Einen Tag vor seiner Abfahrt brachte ein Taxifahrer ein Paket zu Fachtmanns Haus. Er sagte, ein unbekannter Mann habe ihm das Paket mit dem Auftrag gegeben, es hierher zu bringen. Die Fahrt sei bezahlt. Gut bezahlt. Der Taxifahrer grinste zufrieden und brauste davon. Fachtmann trug das Paket ins Haus, als enthielte es eine Bombe.

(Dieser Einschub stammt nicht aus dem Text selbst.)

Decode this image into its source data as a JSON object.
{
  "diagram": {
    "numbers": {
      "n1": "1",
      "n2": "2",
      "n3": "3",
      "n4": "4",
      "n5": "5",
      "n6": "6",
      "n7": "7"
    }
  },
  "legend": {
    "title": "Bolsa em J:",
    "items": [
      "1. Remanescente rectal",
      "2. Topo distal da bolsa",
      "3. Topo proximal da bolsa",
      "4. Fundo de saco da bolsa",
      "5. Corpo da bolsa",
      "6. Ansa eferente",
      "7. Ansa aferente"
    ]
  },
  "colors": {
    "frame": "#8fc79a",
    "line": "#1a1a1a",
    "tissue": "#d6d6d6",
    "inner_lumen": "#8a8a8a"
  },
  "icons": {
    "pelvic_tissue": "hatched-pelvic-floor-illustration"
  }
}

«Für dich, Othello. «Er legte das Paket auf den Rand des Schwimmbeckens.»Wir können es ins Wasser werfen oder hinten im Garten in die Luft sprengen.«

Dr. Mohr kletterte aus dem Swimming-pool und setzte sich neben das Paket.»Es gibt noch eine dritte Möglichkeit: wir schnüren es einfach auf.«

«Und jubeln stückweise in die Luft!«

«Warum? Wer sollte ein Interesse daran haben, uns explodieren zu lassen? Ewald, deine Feigheit nimmt pathologische Formen an. «Er löste den leichten Knoten, wickelte das Papier ab und öffnete den Karton, der zum Vorschein kam. Fachtmann starrte ungläubig in das Paket.

«Eine Aktentasche. Gutes, schwarzes Leder mit zwei Klappverschlüssen. «Er nahm sie aus dem Karton und wunderte sich.»Die ist voll. Und schwer ist das Ding! Ha, da hat sich jemand einen dämlichen Scherz erlaubt. Die Tasche hat zwei Löcher. Da!«Er zeigte auf ein kreisrundes Loch an der Schmalseite und auf ein größeres Loch auf der Rückseite der Tasche. Es war eine Umhängetasche. Ein breiter Lederriemen mit Schulterschutz war in zwei goldfarbene Metallösen gehakt.»Wetten, da sind Steine drin! Wer will mich da auf'n Arm nehmen?!«

«Das Paket ist an mich adressiert«, sagte Dr. Mohr. Er nahm die lädierte Tasche und ließ die Klappschlösser aufschnappen.»Ich ahne etwas. Paß mal auf!«

Der Deckel klappte auf. Im Inneren der Tasche, in den Deckel eingebaut und durch geformte Hölzer gut und wackelfrei verklotzt, schimmerte das schwarze Metall einer kurzläufigen, sehr handlichen Maschinenpistole. Auffallend war das lange Magazin, bereits eingerastet, schußbereit. Quer dazu, in dem freien Raum unter Abzug und Lauf, waren zwei Ersatzmagazine festgeklemmt. Genug, um sich im Notfall den Weg freizuschießen. Jetzt waren auch die beiden Löcher erklärbar: An der Schmalseite der Aktentasche ratterte der Tod heraus. Das größere Loch auf der Hinterseite war gerade so groß, um den Zeigefinger hindurchzustecken und den Abzug zu betätigen.